Ante tanta mezcolanza de nacionalidades, la mayoría de ellas recién llegadas a nuestra ciudad, es fácil entender que haya gente que tenga la sensación de estar siendo “invadidos”, como si su barrio ya no fuera el de siempre, como si estuviéramos perdiendo identidad. Pero, por más que comprenda, no comparto. Quizá tenga algún gen que me impide ser xenófobo, a pesar de los evidentes problemas de convivencia que surgen con tanto ciudadano nuevo y de tan diferentes culturas.
De hecho, sólo los “pijos”, los “fresas” o los “snobs”, como prefieran llamarlos, son los que sufren de tanto en tanto un ataque de progresismo mal entendido, cuando no perverso. Son ese tipo de gente que, en cuanto comienzas a mencionar que a veces hay problemas de convivencia, te saltan a la yugular tachándote de poco menos que racista. Es decir, son más papistas que el papa. Claro, ese tipo de gente suele vivir en las zonas altas de Barcelona, donde los pocos inmigrantes que viven por allí son gente acomodada, no el emigrante que ha llegado a nuestro país en pateras y que se mantienen sobreviviendo como pueden, porque nuestra ley de extranjería tiene un su interior una cruel broma: para tener papeles han de tener contrato; pero para tener contrato, han de tener papeles. Es fácil adivinar que una situación así crea serias frustraciones en muchos de esos emigrantes que llegaron aquí llamados por el canto de sirena que occidente proclama a través de los medios de comunicación.

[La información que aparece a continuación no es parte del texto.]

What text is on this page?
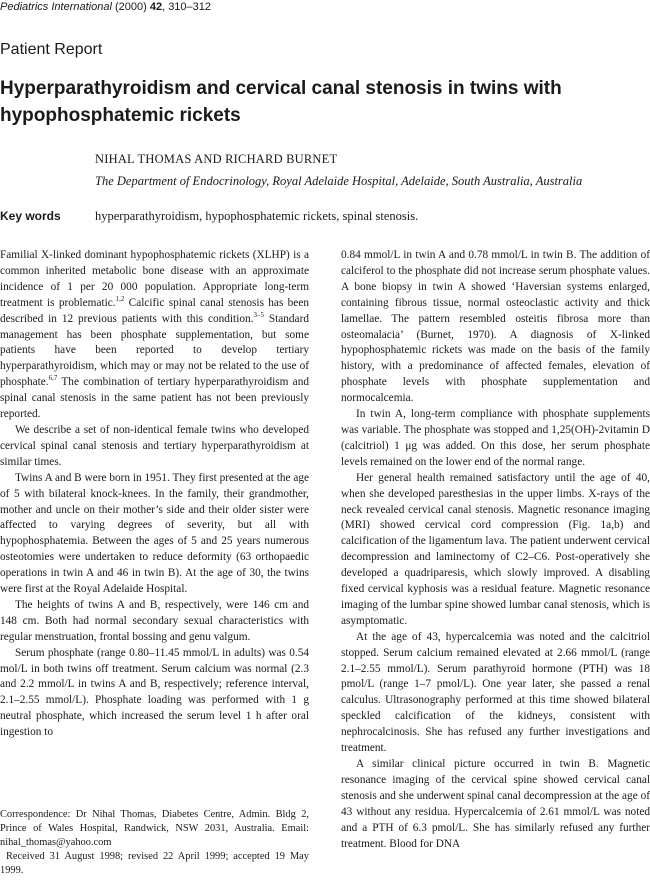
Pediatrics International (2000) 42, 310–312
Patient Report
Hyperparathyroidism and cervical canal stenosis in twins with hypophosphatemic rickets
NIHAL THOMAS AND RICHARD BURNET
The Department of Endocrinology, Royal Adelaide Hospital, Adelaide, South Australia, Australia
Key words	hyperparathyroidism, hypophosphatemic rickets, spinal stenosis.

Familial X-linked dominant hypophosphatemic rickets (XLHP) is a common inherited metabolic bone disease with an approximate incidence of 1 per 20 000 population. Appropriate long-term treatment is problematic.$^{1,2}$ Calcific spinal canal stenosis has been described in 12 previous patients with this condition.$^{3-5}$ Standard management has been phosphate supplementation, but some patients have been reported to develop tertiary hyperparathyroidism, which may or may not be related to the use of phosphate.$^{6,7}$ The combination of tertiary hyperparathyroidism and spinal canal stenosis in the same patient has not been previously reported.

We describe a set of non-identical female twins who developed cervical spinal canal stenosis and tertiary hyperparathyroidism at similar times.

Twins A and B were born in 1951. They first presented at the age of 5 with bilateral knock-knees. In the family, their grandmother, mother and uncle on their mother’s side and their older sister were affected to varying degrees of severity, but all with hypophosphatemia. Between the ages of 5 and 25 years numerous osteotomies were undertaken to reduce deformity (63 orthopaedic operations in twin A and 46 in twin B). At the age of 30, the twins were first at the Royal Adelaide Hospital.

The heights of twins A and B, respectively, were 146 cm and 148 cm. Both had normal secondary sexual characteristics with regular menstruation, frontal bossing and genu valgum.

Serum phosphate (range 0.80–11.45 mmol/L in adults) was 0.54 mol/L in both twins off treatment. Serum calcium was normal (2.3 and 2.2 mmol/L in twins A and B, respectively; reference interval, 2.1–2.55 mmol/L). Phosphate loading was performed with 1 g neutral phosphate, which increased the serum level 1 h after oral ingestion to

Correspondence: Dr Nihal Thomas, Diabetes Centre, Admin. Bldg 2, Prince of Wales Hospital, Randwick, NSW 2031, Australia. Email: nihal_thomas@yahoo.com

Received 31 August 1998; revised 22 April 1999; accepted 19 May 1999.

0.84 mmol/L in twin A and 0.78 mmol/L in twin B. The addition of calciferol to the phosphate did not increase serum phosphate values. A bone biopsy in twin A showed ‘Haversian systems enlarged, containing fibrous tissue, normal osteoclastic activity and thick lamellae. The pattern resembled osteitis fibrosa more than osteomalacia’ (Burnet, 1970). A diagnosis of X-linked hypophosphatemic rickets was made on the basis of the family history, with a predominance of affected females, elevation of phosphate levels with phosphate supplementation and normocalcemia.

In twin A, long-term compliance with phosphate supplements was variable. The phosphate was stopped and 1,25(OH)-2vitamin D (calcitriol) 1 μg was added. On this dose, her serum phosphate levels remained on the lower end of the normal range.

Her general health remained satisfactory until the age of 40, when she developed paresthesias in the upper limbs. X-rays of the neck revealed cervical canal stenosis. Magnetic resonance imaging (MRI) showed cervical cord compression (Fig. 1a,b) and calcification of the ligamentum lava. The patient underwent cervical decompression and laminectomy of C2–C6. Post-operatively she developed a quadriparesis, which slowly improved. A disabling fixed cervical kyphosis was a residual feature. Magnetic resonance imaging of the lumbar spine showed lumbar canal stenosis, which is asymptomatic.

At the age of 43, hypercalcemia was noted and the calcitriol stopped. Serum calcium remained elevated at 2.66 mmol/L (range 2.1–2.55 mmol/L). Serum parathyroid hormone (PTH) was 18 pmol/L (range 1–7 pmol/L). One year later, she passed a renal calculus. Ultrasonography performed at this time showed bilateral speckled calcification of the kidneys, consistent with nephrocalcinosis. She has refused any further investigations and treatment.

A similar clinical picture occurred in twin B. Magnetic resonance imaging of the cervical spine showed cervical canal stenosis and she underwent spinal canal decompression at the age of 43 without any residua. Hypercalcemia of 2.61 mmol/L was noted and a PTH of 6.3 pmol/L. She has similarly refused any further treatment. Blood for DNA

Tanto es así que incluso han descubierto una nueva enfermedad en emigrantes de otras culturas tan lejanas a la nuestra como la hindú. Resulta que muchos de estos hombres se han gastado los ahorros de toda su vida para llegar hasta aquí. Su deber es asentarse, ahorrar todo lo que puedan y, en cuanto puedan, traer a la mujer e hijos que han dejado allá en Bangladesh, o en la India, o en Pakistán. Pero muchos de ellos, tras varios años intentándolo, se encuentran que siguen igual. No logran obtener los papeles y, como la vida aquí es tan cara, sus empleos precarios apenas les da para sobrevivir. Y con sus familias a miles de kilómetros. Pues bien, estos hombres sufren severas depresiones. Pero como en su cultura no se conoce la depresión, esa frustración se sublima y se convierte en un fuerte dolor de estómago, ya que en ciertas culturas las emociones están ligadas al abdomen, a las entrañas, como los antiguos griegos. De hecho esta forma de expresarse la depresión la descubrieron tras atender médicamente a muchos emigrantes aquejados de pinchazos en el abdomen que no obedecían a causa física alguna.

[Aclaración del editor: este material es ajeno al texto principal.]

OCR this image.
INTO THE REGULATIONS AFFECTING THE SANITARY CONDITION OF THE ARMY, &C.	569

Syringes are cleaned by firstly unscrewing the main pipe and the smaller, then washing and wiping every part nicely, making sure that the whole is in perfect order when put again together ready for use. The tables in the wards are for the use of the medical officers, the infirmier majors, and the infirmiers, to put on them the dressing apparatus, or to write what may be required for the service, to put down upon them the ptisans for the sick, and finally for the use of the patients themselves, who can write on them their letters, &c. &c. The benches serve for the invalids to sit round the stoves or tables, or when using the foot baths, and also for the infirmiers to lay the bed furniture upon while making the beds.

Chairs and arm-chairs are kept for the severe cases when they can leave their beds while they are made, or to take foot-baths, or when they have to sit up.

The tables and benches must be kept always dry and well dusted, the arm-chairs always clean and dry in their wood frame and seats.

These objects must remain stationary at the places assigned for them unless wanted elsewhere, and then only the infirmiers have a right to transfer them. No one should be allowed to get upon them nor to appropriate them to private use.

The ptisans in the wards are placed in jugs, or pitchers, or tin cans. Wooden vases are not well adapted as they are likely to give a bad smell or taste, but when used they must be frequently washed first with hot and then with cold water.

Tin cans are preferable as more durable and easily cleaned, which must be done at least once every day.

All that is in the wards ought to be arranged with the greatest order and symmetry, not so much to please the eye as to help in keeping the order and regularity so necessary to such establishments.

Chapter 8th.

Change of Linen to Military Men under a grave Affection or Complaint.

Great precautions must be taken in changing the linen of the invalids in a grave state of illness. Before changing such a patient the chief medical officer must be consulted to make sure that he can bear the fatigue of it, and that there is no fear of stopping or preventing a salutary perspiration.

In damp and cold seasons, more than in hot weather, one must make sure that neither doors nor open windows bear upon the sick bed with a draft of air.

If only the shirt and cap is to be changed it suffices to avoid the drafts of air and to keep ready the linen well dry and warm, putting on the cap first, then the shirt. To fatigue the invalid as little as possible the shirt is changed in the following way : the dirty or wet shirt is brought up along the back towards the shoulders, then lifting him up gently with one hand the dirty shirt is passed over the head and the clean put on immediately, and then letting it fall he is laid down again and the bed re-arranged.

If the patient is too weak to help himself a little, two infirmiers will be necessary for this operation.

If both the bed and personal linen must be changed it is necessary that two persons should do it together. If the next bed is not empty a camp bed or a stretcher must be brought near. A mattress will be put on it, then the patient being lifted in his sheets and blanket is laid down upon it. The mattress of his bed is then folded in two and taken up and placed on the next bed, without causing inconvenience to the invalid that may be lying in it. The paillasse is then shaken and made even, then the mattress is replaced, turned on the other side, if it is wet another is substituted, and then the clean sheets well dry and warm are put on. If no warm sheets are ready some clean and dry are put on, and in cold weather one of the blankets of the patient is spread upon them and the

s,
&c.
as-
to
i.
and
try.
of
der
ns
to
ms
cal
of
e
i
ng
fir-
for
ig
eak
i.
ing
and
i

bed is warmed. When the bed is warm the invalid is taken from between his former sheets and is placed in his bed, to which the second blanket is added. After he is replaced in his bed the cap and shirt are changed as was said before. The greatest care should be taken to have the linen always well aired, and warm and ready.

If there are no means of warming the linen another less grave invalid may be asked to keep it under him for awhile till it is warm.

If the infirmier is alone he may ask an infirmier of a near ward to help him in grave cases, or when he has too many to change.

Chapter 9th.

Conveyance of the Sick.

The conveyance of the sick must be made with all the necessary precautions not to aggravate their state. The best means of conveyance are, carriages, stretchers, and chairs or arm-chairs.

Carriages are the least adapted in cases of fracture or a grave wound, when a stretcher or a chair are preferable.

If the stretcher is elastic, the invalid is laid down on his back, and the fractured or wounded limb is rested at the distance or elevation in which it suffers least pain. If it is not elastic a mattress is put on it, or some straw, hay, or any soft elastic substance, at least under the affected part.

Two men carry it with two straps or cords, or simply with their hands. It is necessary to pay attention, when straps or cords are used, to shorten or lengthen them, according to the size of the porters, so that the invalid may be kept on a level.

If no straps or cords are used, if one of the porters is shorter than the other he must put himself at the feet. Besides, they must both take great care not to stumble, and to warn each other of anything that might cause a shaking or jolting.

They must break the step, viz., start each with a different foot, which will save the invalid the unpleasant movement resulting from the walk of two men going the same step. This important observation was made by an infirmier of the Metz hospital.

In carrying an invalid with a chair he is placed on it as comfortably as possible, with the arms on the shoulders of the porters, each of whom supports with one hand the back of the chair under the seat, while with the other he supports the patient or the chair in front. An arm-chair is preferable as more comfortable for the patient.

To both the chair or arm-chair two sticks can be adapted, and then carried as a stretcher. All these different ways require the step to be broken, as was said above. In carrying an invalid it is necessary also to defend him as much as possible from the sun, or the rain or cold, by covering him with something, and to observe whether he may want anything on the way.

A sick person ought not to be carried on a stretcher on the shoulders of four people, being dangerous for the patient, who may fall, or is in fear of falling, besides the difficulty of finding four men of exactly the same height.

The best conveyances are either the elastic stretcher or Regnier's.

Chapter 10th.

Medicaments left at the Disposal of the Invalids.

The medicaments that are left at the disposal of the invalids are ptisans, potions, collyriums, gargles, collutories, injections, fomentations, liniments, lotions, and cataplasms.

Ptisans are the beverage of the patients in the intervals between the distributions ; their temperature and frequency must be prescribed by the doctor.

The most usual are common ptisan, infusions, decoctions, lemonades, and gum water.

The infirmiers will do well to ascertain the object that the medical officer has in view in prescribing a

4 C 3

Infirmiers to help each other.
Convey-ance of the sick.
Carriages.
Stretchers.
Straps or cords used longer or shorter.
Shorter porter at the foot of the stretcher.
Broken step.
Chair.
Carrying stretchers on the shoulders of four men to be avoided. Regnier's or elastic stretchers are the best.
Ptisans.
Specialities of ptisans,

Y no deja de ser, involuntariamente, un símbolo de lo que afecta a sociedades opulentas como la nuestra. Ese occidente de estómago lleno y complacido, que presume de barriga satisfecha por los mejores manjares, atrae con moral obscena a miles, millones de seres humanos que a veces se ven condenados al dolor más duro: el menosprecio por parte de muchos –ese extranjero me quiere quitar mi trabajo, es decir, me quiere quitar el pastel- y la actitud conmiserativa –pobrecitos todos ellos, acojámoslos a todos en nuestro seno, pero por favor no en mi barrio, que para eso están los pobres- de ciertas clases pudientes.
Y, mientras tanto, hay por ahí hombres que les arden las entrañas porque no acaban de entender qué coño han hecho para que les hagan sentir como una mierda.
Por fortuna, entre mis calles, también se pueden ver chiquillos de todos los colores que, ajenos a estas miserias, comparten juegos y risas. Ojalá lo puedan hacer de adultos.